After a number of such trips, they found out that I was allergic to a certain component in strawberries, and that was the reason for my nausea.
So one day my mom sat me down – my dad was away on a business trip or maybe he was getting drunk in his study; I can’t remember that part – and told me that strawberries were wrong for me.
They are bad, she said. And if I didn’t want to spend my days throwing up, I should stay away from them.
My answer was, “But I love strawberries, Mommy. And I’m not afraid to throw up because of them. It’s kinda fun.”
I was like five or something.
Mom sighed, took a sip of her chardonnay – she loved her alcohol as much as Dad – and looked away from me. To my nanny, she said, “Take her away, please. She’s giving me a headache.”
I give people headaches. That’s my other thing.
But that’s not the point.
The point is: I like bad things.
I like things that are wrong and harmful and maybe even toxic and deadly. Or almost deadly, like strawberries. Things that no one in their right mind would like.
Maybe I was born a little weird, a little off-beat.
Or maybe I’m too evolved to feel fear or caution. I don’t know. All I know is that I want strawberries today. Like seriously. I’ve got a real craving for them.
I mean, if I can’t have strawberries today, then when can I have them?
Today’s my day.
Or at least, it should be. Not that anybody remembers it but still.
Today’s the day I was born, and well, there’s a story for that, too.
Sixteen years ago, my mom gave birth to moi at Mount Sinai Hospital on the Upper East Side of New York City.
She didn’t want to.
Not even a little bit.
I wasn’t a part of her plan. Especially not after having my sister, Fiona, only a year before. Plus the fact that my father was out of town when I was conceived made it a little difficult for my mother to explain my existence inside her womb.
So she tried to get rid of me before I started to grow from fetus to an actual baby.
She went to a doctor to have her pregnancy terminated, thereby hiding all evidence of her infidelity. It wasn’t as if no one knew of her extra-marital affairs. But before I accidentally got planted inside her, no one could’ve proved it.
Anyway, the doctor said that it was kind of not possible because she was too far along. So she had to keep me and less than nine months later, I was born.
Violet May Moore.
The living proof of my mother’s exploits.
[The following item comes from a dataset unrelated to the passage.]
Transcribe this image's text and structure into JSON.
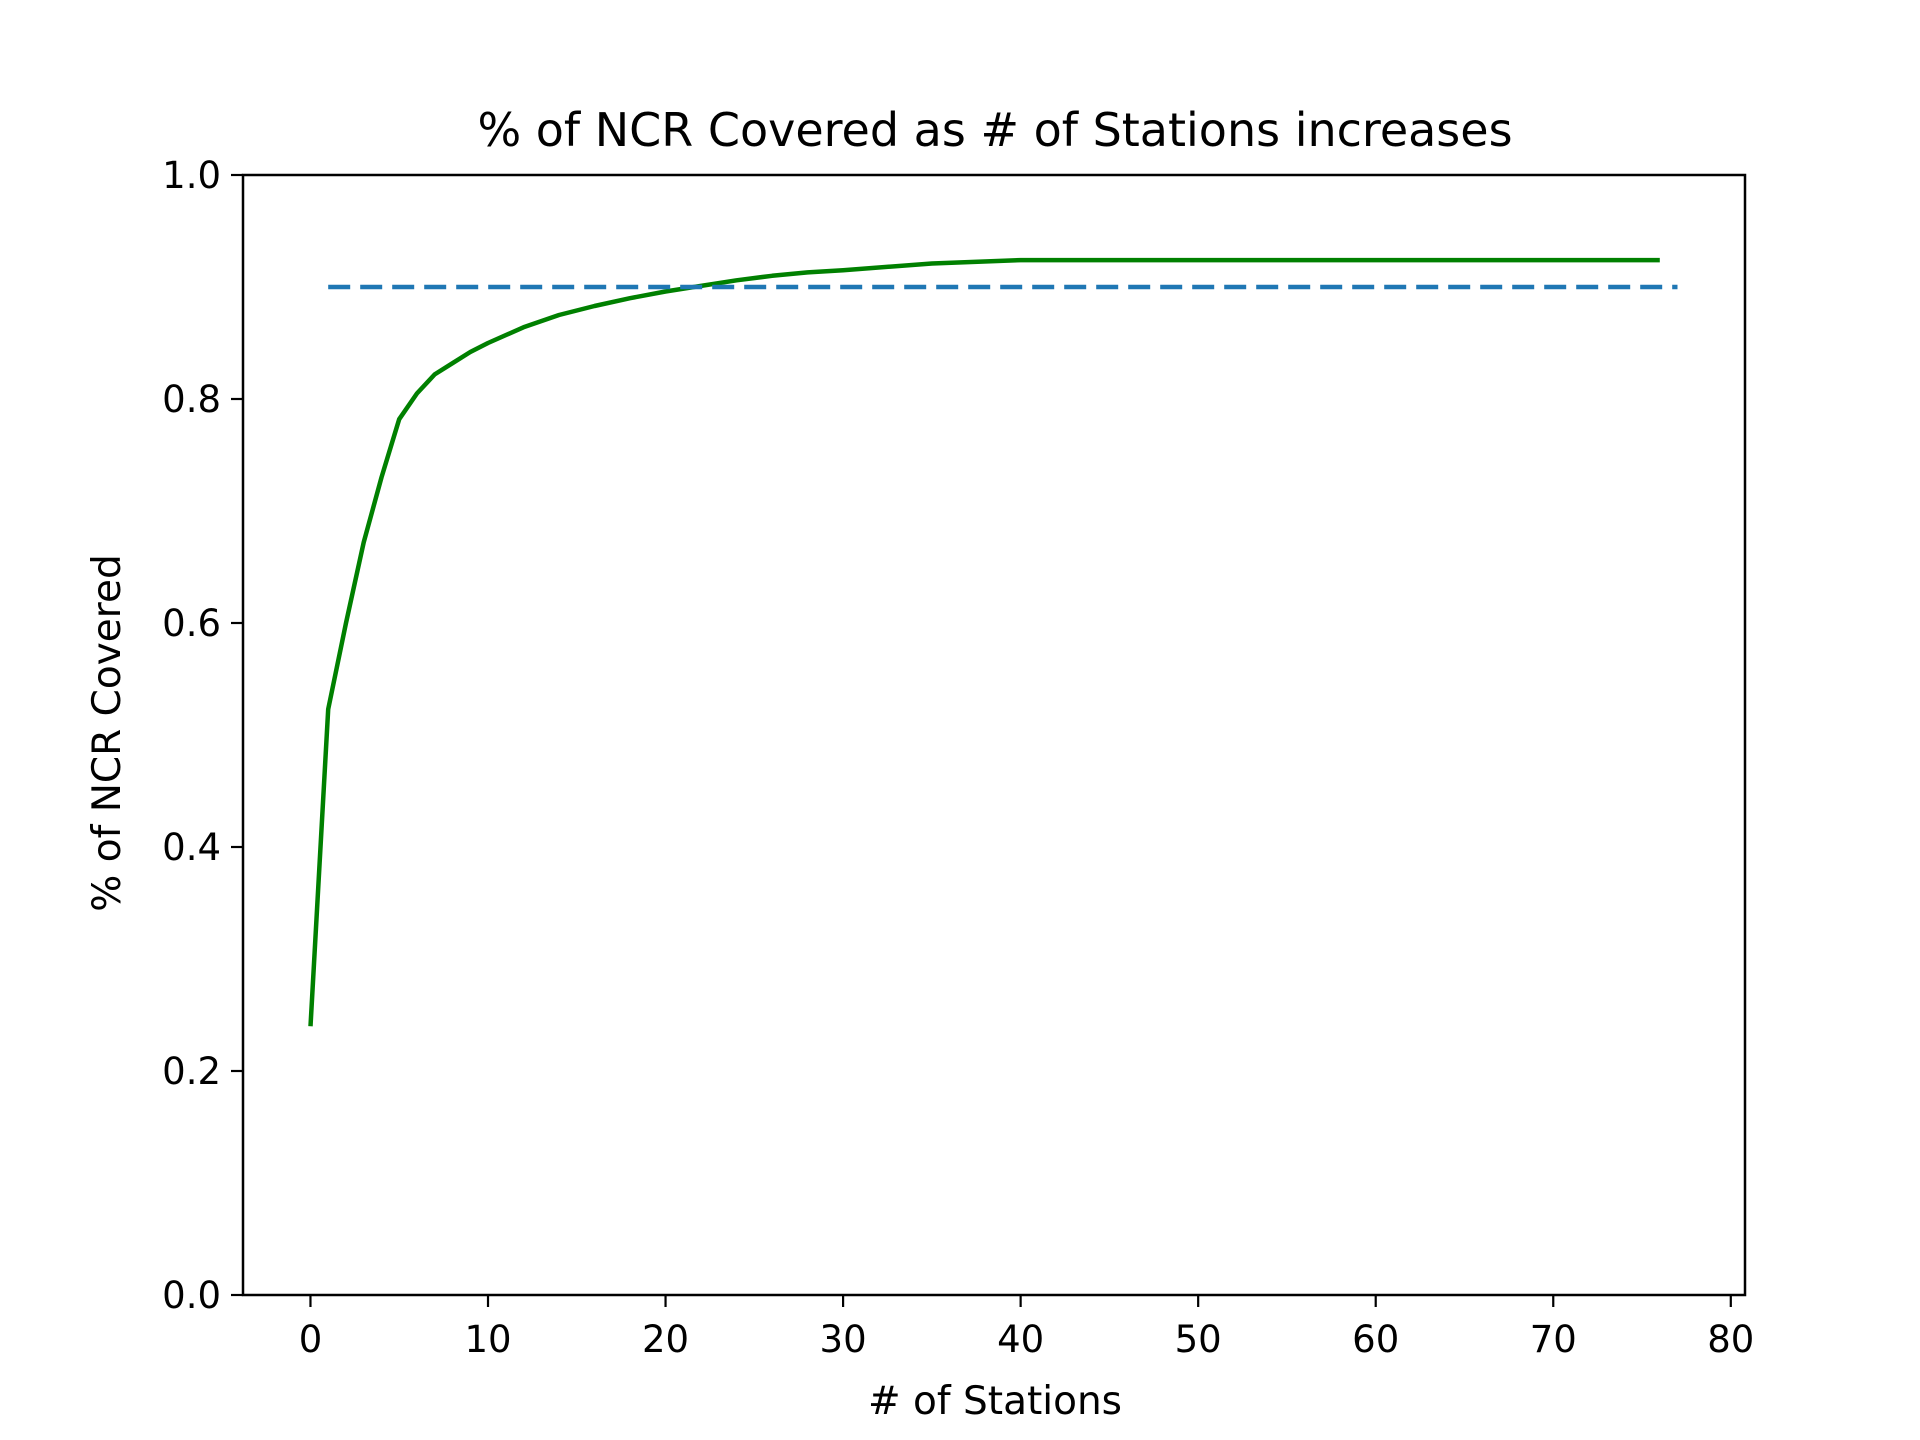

How do I know all this? Because my mom told me once.
She doesn’t know that I know. She was totally wasted and in a very bad mood because she’d gotten a call from my school that I was flunking out of biology.
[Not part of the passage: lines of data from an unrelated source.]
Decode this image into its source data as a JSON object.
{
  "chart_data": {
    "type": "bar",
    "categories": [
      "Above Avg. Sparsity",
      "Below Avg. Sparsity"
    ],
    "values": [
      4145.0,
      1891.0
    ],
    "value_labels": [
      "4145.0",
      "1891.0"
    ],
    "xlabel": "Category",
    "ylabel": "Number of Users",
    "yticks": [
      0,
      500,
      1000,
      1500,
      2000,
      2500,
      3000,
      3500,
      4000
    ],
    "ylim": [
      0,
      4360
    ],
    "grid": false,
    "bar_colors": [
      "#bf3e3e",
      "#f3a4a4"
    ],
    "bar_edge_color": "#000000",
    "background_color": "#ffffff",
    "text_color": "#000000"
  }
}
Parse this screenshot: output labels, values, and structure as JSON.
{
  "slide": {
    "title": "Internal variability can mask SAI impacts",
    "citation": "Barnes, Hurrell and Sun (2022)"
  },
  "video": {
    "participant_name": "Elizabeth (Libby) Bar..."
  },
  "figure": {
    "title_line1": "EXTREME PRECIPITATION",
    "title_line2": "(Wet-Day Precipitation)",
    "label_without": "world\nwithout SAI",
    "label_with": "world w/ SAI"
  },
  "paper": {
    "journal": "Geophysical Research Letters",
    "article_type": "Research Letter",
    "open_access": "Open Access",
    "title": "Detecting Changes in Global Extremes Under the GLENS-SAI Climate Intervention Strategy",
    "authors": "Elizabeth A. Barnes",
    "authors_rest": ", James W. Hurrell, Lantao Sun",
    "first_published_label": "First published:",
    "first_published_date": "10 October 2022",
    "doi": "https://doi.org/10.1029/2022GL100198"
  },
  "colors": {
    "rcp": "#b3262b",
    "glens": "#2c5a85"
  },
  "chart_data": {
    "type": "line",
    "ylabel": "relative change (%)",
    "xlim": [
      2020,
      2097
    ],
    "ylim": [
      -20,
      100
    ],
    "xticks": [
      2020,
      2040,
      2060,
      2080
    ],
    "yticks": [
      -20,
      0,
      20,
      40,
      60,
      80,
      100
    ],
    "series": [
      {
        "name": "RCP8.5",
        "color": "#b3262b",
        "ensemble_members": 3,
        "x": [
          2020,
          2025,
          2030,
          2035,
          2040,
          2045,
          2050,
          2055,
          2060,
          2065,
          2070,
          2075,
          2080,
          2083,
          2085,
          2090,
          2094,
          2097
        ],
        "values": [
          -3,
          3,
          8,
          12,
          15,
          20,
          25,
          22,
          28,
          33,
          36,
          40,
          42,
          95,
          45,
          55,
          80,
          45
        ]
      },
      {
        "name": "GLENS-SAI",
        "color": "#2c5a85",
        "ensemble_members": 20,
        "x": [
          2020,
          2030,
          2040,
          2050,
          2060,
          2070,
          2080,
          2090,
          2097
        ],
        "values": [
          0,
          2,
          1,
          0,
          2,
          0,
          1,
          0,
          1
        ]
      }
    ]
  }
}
Again, that’s not the point. My illegitimacy and the questionable circumstances surrounding my birth, nor that my own mother tried to kill me before I was born.
The point is that I want strawberries for my birthday and I know if I eat even one, I’m likely to spend my day throwing up my organs.
The question is: do I wanna commit to that? Do I want that kind of pain on the day that I was born?
I’m lounging in my bed and listening to a song about Brandy. She’s a fine girl who serves whiskey and wine to all the lonely sailors. Apparently, she’d make a very good wife.
I chuckle to myself.
It’s by Looking Glass, a pop/rock band from the early seventies.
I’m a lover of vintage music. Yet another thing of mine.
Wearing giant headphones, I’m nodding my head to the beat when my door bursts open. I don’t even have the time to squeak with shock before a flash of pink and blonde streaks across my room and drops down in front of my window.
It’s my sister, Fiona.
I tear the headphones off and jackknife into a sitting position. “What the…”
She’s grabbing my windowsill and practically hanging out of the window, chanting, “Ohmigod, ohmigod, ohmigod.”